What would Ronald Reagan think of Michele Bachmann?

Eric Black in the Strib's "The Big Question" writes about a statement Michele Bachmann made at the May 6 GOP endorsing convention. A transcription of audio files of the event catch her saying:

I will offer you a clear choice between the central planners, with their philosophy of totalitarianism.

It’s just like Ronald Reagan said in his famous "Time for Choosing" speech, and it still is our issue for this day.

Will we either choose between up or down?

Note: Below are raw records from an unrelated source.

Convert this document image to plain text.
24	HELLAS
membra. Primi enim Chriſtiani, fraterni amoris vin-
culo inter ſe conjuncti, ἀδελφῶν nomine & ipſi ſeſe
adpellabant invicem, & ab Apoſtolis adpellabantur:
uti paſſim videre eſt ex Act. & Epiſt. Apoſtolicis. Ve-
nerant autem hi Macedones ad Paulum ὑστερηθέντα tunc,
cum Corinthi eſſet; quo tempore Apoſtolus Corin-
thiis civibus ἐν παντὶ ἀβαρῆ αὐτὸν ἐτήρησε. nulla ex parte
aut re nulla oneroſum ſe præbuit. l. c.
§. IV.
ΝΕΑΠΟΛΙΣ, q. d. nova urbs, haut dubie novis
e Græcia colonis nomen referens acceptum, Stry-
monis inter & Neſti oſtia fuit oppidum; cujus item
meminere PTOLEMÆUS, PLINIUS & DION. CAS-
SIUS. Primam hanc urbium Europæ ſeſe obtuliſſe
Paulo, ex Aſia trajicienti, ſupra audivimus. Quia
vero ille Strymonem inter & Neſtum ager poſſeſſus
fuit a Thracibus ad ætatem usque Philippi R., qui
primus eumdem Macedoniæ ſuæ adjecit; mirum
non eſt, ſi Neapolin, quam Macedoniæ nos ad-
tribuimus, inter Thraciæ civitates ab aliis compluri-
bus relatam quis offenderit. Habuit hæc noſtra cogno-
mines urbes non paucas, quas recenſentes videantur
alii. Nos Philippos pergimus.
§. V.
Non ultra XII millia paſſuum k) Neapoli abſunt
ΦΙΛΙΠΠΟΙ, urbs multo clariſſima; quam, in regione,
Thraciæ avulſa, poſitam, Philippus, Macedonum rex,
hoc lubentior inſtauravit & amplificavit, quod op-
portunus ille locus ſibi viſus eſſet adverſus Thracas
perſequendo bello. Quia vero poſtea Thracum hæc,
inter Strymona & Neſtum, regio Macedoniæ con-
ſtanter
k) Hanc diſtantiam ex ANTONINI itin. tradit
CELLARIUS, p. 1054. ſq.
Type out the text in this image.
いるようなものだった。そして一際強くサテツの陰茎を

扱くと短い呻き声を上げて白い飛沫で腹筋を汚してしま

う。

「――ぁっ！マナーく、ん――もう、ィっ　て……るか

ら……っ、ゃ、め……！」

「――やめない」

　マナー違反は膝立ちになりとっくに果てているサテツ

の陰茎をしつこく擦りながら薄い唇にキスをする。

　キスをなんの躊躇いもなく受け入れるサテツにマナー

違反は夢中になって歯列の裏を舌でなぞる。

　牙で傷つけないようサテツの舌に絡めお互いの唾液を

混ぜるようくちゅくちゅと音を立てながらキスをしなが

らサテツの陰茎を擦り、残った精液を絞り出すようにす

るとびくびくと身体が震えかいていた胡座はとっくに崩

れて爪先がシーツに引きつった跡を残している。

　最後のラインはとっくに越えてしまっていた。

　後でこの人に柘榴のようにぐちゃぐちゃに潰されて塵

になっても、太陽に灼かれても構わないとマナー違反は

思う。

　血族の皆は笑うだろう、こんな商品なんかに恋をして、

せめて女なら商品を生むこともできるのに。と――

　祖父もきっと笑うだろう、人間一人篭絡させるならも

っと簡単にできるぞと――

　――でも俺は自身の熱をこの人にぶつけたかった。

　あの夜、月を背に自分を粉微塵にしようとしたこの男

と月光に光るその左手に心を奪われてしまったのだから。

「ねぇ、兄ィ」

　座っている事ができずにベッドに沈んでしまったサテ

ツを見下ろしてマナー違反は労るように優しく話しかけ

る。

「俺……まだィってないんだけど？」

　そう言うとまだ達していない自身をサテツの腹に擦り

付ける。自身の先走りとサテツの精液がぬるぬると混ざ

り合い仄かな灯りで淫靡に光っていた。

Will we choose going down to the ant-heap of totalitarianism where government makes our choices for us, or will we choose to go up for economic freedom and for prosperity?

For the record, here are Reagan's exact words from the passage Bachmann paraphrased:

You and I are told increasingly that we have to choose between a left or right, but I would like to suggest that there is no such thing as a left or right. There is only an up or down — up to a man's age-old dream, the ultimate in individual freedom consistent with law and order — or down to the ant heap totalitarianism, and regardless of their sincerity, their humanitarian motives, those who would trade our freedom for security have embarked on this downward course.

In this passage — and in the speech — Reagan extols "individual freedom" over "totalitarianism" and warns against "those who would trade our freedom for security have embarked on this downward course."

My, how things have changed since Reagan's days. Indeed, we are facing these same battles today. Yet Bachmann has the sides wrong on this. For in the name of fighting the so-called "war on terror" it is the current administration along with an implicit Republican Congress that are willing to "trade our freedom for security" through overbearing provisions of the Patriot Act, illegal domestic surveillance, and other limitations on individual rights in the name of security instituted in the last five years.

Further, it is today's Republicans who advocate limiting the individual freedoms inherent with reproductive rights, a limitation that Ms. Bachmann passionately espouses.

Ms. Bachmann is an enigma. An obviously intelligent and well-educated woman with a post doctorate from the College of William and Mary, Marshall-Wythe School of Law, she nevertheless speaks in the generalities and platitudes of an accomplished politician — words designed to garner votes from those less intelligent than she whose minds are closed to all but a few issues.

It is difficult to fault anyone who has been a foster parent for 23 children, who is strongly religious, and who believes passionately in the strength of the family. Yet I have known others with like credentials who hold diametrically opposite political views.

Voters must look past the political rhetoric, past even a candidate's personal background, and judge whether that candidate is reflecting an honest message — one that matches the candidate's words and actions.

Ms. Bachmann is clear about her self-described advocacy of "conservative" values. But those values today — runaway fiscal deficits, the redistribution of wealth from the lower and middle classes to the very rich, endless war, and, yes, limitations upon individual rights — are a far cry from the principles that Mr. Reagan so passionately and effectively espoused.